Le Parlement européen valide la taxation des engrais russes
Malgré les craintes des agriculteurs européens, le Parlement européen a validé, le 22 mai 2025, la mise en place de droits de douane visant à réduire drastiquement les importations d’engrais russes dans l’Union européenne.
Vous devez vous inscrire pour consulter librement tous les articles.
Le Parlement européen a approuvé ce jeudi 22 mai 2025 la hausse des taxes sur les engrais importés de Russie chaque année en Europe, malgré les craintes des agriculteurs d’une envolée des prix mondiaux. Cette nouvelle étape dans le bras de fer entre Moscou et Bruxelles a été soutenue par une large majorité de gauche, du centre et de droite (411 pour, 100 contre et 78 abstentions), tandis que l’extrême droite s’y opposait.
Le gouvernement russe a fustigé la mesure. Les Européens « se tirent une balle dans le pied » et vont « se retrouver avec des engrais plus chers », a lancé le porte-parole du Kremlin Dmitri Peskov.
« Limiter la dépendance des agriculteurs européens »
Dès juillet 2025, l’Union européenne va mettre en place des surtaxes douanières et les augmenter progressivement jusqu’en 2028, afin de couper le robinet des fertilisants azotés venus de Russie et de son allié bélarusse. Plus de trois ans après l’invasion de l’Ukraine, il faut cesser « d’alimenter la machine de guerre » de Vladimir Poutine et « limiter la dépendance des agriculteurs européens à l’égard des engrais russes », revendique l’eurodéputée lettone Inese Vaidere (PPE, droite), rapporteure de ce texte, qui devra recevoir un ultime feu vert des États membres.
L’Union européenne a importé 6,2 millions de tonnes d’engrais russes en 2024 et déjà près de 2,5 millions depuis le début de 2025, soit un quart de ses importations en la matière. « L’origine russe est la plus compétitive en termes de prix » et la logistique de livraisons est « bien établie », indique Dominique Dejonckheere, cadre du Copa-Cogeca, l’organisation des syndicats agricoles européens.
Avec les surtaxes, l’Europe veut empêcher la Russie de passer par ses engrais pour exporter son gaz naturel, matière première principale de fabrication de ces fertilisants azotés.
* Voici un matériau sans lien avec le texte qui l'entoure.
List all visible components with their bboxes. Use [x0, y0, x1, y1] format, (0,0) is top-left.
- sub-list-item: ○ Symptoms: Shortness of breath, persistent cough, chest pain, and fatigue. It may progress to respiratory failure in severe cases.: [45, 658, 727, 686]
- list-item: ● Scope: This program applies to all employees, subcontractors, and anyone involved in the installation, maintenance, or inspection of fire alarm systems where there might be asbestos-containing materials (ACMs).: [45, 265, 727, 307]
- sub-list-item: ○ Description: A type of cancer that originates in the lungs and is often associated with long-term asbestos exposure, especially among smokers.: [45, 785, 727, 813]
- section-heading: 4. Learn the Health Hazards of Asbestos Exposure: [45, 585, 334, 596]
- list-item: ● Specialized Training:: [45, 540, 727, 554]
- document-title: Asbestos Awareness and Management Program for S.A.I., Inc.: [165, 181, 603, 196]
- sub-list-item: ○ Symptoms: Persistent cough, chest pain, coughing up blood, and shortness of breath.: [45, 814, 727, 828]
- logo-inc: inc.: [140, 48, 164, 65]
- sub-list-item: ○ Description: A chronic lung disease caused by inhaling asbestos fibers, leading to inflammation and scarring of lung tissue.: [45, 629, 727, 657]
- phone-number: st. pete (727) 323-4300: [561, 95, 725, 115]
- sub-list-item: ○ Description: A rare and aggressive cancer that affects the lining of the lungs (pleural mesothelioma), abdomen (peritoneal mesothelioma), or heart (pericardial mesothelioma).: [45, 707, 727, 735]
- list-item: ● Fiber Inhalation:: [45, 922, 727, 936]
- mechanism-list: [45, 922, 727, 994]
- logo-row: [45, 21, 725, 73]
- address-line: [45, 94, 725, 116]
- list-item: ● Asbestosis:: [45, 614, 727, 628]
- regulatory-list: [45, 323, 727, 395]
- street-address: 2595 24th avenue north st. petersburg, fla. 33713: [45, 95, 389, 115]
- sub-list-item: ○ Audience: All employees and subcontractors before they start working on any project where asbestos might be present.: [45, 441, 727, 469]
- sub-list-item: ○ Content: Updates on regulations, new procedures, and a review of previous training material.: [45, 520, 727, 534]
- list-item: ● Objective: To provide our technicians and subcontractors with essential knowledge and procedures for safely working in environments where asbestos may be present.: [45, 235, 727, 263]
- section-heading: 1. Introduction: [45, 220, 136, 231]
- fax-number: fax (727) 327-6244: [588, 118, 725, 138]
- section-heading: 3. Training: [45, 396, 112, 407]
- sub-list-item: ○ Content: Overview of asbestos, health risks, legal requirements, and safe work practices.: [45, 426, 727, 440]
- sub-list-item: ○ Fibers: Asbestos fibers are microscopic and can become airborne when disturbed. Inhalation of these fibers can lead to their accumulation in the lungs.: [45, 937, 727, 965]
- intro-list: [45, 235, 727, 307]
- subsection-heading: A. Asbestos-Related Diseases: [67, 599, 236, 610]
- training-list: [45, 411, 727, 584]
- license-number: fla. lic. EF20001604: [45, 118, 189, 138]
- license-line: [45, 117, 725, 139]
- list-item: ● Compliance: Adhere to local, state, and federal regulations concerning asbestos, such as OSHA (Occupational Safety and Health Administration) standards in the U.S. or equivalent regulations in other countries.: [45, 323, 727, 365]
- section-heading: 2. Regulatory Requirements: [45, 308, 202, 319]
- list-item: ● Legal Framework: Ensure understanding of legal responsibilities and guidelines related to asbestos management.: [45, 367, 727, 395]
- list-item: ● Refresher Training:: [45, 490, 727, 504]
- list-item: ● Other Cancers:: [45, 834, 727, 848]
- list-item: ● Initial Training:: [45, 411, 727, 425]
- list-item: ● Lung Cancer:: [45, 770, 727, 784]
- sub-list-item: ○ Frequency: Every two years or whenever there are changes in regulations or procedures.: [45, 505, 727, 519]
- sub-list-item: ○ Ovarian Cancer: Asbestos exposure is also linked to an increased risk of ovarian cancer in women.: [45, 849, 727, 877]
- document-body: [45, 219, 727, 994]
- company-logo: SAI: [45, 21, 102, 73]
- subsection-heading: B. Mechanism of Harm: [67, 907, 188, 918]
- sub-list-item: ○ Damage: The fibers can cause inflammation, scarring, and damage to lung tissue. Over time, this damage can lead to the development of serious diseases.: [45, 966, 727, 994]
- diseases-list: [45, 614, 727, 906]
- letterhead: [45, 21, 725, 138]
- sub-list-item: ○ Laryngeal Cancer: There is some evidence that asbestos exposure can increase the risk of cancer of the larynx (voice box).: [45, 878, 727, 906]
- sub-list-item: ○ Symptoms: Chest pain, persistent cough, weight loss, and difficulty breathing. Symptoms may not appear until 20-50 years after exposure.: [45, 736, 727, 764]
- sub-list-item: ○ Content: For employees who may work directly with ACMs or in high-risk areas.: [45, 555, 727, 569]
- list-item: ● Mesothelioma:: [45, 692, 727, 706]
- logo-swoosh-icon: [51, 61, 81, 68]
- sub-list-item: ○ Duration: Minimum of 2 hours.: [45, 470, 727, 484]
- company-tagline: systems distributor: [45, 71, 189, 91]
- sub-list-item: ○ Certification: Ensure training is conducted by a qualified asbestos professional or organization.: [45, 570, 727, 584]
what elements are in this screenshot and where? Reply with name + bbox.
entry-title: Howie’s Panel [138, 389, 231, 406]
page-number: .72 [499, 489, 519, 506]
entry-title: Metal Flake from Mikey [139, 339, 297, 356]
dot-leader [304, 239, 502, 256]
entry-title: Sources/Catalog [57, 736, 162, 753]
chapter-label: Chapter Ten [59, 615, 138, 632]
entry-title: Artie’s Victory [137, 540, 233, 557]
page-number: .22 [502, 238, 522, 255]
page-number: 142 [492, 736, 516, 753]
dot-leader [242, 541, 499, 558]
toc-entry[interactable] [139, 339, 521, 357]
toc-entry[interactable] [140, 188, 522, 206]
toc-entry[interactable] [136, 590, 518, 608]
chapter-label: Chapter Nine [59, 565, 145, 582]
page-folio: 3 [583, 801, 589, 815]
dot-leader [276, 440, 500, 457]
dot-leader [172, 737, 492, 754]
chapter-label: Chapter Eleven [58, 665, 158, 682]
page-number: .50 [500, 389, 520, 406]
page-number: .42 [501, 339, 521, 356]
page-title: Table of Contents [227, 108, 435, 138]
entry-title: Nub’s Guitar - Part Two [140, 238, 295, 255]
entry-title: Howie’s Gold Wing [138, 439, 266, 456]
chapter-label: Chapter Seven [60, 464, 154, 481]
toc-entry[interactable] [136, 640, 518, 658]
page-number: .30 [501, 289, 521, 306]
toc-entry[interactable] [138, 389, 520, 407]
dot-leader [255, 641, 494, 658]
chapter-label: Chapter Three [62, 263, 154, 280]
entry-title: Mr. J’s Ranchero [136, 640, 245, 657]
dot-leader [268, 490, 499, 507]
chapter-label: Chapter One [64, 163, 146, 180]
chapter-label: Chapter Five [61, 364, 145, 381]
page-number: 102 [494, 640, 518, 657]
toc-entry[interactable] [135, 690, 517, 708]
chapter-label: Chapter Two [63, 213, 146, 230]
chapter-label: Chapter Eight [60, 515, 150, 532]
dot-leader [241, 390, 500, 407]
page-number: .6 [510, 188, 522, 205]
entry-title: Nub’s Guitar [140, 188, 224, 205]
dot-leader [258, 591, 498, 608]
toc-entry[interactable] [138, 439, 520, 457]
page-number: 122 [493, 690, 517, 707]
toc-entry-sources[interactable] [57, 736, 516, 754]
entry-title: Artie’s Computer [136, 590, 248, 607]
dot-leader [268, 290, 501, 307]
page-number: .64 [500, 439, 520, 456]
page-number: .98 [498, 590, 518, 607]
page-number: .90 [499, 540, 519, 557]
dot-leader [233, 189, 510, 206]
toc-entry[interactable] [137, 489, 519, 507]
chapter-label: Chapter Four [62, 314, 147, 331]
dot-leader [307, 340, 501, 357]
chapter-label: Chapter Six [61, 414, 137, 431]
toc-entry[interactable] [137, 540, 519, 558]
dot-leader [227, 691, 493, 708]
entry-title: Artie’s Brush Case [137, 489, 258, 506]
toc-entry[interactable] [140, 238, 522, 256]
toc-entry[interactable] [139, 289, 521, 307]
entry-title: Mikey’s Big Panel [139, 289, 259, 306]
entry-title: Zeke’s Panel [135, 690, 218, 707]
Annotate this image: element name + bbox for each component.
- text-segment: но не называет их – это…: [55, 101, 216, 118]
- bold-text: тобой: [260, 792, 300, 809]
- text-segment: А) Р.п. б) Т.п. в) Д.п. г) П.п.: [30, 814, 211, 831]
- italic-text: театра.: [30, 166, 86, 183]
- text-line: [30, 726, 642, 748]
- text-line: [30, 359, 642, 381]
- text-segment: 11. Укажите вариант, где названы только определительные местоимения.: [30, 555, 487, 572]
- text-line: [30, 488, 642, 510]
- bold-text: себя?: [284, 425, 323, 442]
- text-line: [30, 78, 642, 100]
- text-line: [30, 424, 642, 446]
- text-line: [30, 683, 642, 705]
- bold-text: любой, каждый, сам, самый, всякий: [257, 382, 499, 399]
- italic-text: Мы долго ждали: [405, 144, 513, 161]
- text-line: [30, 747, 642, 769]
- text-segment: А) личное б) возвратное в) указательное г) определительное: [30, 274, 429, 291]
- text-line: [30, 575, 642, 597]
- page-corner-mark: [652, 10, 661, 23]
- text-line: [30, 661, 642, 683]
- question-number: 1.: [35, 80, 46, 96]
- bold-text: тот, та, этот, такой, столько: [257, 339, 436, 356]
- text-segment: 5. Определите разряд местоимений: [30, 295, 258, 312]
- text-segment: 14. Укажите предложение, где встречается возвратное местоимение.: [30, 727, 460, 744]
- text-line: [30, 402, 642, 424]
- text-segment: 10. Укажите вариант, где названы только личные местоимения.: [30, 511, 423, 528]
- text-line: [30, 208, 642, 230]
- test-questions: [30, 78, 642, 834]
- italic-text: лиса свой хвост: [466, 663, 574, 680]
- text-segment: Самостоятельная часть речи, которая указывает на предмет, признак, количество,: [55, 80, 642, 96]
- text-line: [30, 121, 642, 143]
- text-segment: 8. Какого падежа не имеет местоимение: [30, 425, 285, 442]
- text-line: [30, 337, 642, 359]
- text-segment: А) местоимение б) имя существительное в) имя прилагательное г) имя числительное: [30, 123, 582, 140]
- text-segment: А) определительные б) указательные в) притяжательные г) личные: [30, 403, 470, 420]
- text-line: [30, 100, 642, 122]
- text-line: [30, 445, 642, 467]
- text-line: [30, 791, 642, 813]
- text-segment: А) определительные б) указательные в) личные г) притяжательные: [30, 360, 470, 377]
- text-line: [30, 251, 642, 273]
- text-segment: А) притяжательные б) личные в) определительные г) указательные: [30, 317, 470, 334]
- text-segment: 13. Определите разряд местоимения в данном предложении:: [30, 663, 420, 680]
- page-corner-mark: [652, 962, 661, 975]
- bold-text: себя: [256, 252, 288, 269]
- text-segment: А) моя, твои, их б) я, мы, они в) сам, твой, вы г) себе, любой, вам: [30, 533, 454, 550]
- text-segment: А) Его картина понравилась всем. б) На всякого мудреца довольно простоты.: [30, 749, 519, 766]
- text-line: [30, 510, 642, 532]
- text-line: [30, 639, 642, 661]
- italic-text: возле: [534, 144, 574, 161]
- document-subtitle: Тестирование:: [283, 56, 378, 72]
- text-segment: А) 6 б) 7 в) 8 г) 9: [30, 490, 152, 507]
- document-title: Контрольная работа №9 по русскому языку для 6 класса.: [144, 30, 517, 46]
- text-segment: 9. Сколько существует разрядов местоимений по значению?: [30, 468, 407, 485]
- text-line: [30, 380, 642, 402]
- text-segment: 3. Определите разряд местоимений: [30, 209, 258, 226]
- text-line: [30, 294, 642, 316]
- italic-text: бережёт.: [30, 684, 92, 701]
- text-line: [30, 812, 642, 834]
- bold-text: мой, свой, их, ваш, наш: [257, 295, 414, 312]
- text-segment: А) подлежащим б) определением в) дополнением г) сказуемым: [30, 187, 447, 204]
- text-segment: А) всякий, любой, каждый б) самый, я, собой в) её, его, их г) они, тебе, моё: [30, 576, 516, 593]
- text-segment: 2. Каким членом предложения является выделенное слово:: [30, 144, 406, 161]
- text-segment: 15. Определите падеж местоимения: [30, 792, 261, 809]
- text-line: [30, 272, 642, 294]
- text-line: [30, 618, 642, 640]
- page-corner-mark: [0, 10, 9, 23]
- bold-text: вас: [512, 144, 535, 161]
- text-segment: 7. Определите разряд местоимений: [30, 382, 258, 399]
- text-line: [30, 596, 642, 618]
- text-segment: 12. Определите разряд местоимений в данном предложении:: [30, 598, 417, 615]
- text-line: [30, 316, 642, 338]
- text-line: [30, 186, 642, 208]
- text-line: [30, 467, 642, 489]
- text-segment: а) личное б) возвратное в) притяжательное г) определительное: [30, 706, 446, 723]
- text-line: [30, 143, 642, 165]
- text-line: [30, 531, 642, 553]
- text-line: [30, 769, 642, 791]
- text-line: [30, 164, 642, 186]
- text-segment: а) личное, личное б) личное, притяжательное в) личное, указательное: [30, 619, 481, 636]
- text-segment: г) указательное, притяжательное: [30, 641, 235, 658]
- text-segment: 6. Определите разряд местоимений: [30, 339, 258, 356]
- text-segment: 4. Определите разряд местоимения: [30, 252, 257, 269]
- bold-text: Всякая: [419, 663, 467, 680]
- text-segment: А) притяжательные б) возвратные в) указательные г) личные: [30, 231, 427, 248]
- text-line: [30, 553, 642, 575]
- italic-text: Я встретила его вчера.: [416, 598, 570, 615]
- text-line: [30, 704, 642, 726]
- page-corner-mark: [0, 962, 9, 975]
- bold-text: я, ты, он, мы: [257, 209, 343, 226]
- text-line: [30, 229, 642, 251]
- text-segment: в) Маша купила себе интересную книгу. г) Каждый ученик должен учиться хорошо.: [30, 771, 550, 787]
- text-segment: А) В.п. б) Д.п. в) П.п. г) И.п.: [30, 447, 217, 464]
Bruxelles vise surtout une augmentation de la production européenne, pour davantage d’indépendance.
La taxation des engrais russes est d’ailleurs applaudie par les industriels de l’Union européenne. « Le temps presse. Cela fait trois ans que nous demandons à l’UE d’agir, souligne Tiffanie Stephani, chez Yara, l’un des plus gros producteurs d’engrais en Europe. Les importations russes ont eu un impact massif » avec une « pression » sur les prix, estime-t-elle.
« Punir les agriculteurs »
L’Union européenne va maintenant devoir rassurer les agriculteurs qui s’alarment d’une éventuelle explosion des prix sur l’ensemble du marché. Cette taxation peut être « potentiellement dévastatrice », a lancé le Copa-Cogeca. « Les agriculteurs européens ne doivent pas devenir des dommages collatéraux » de la situation géopolitique, insiste-t-il.
À la Commission européenne, on assure que toutes les précautions ont été prises pour que le marché ne soit pas affecté. L’exécutif européen insiste sur la progressivité de la mesure, en trois ans, et promet d’intervenir si les prix grimpent. En cas d’inflation, la Commission pourrait suspendre les taxes douanières sur les engrais d’autres régions pour compenser : Maghreb, Asie centrale, États-Unis, Trinité-et-Tobago ou Nigeria…
De son côté, l’entreprise Yara, qui assure comprendre les inquiétudes « légitimes » des agriculteurs, évoque une potentielle hausse limitée des prix du marché de « 5 à 10 dollars (4,5 à 9 euros) par tonne en raison de différents coûts logistiques ». Les cours varient, mais la tonne d’engrais à base d’azote vaut quelque 350 euros actuellement.
Une colère à surveiller comme le lait sur le feu
Des voix à droite ont exprimé des réserves et réclamé un report de ces taxes. À l’extrême droite, une série d’élus ont tenté, en vain, de détricoter la proposition. La taxation des engrais russes « ne va pas changer d’un iota la guerre et est extrêmement périlleuse pour nos agriculteurs », juge l’eurodéputé Thierry Mariani (RN, Patriotes). « C’est une usine à gaz et un suicide économique », lâche cet élu français, régulièrement pointé du doigt par ses adversaires politiques pour sa proximité avec la Russie de Vladimir Poutine.
Échaudée par la colère agricole de 2024, la Commission européenne va surveiller le sujet comme le lait sur le feu. L’exécutif a enchaîné les gestes à l’égard des agriculteurs ces derniers mois, à l’image d’un plan présenté à la mi-mai pour simplifier la politique agricole commune.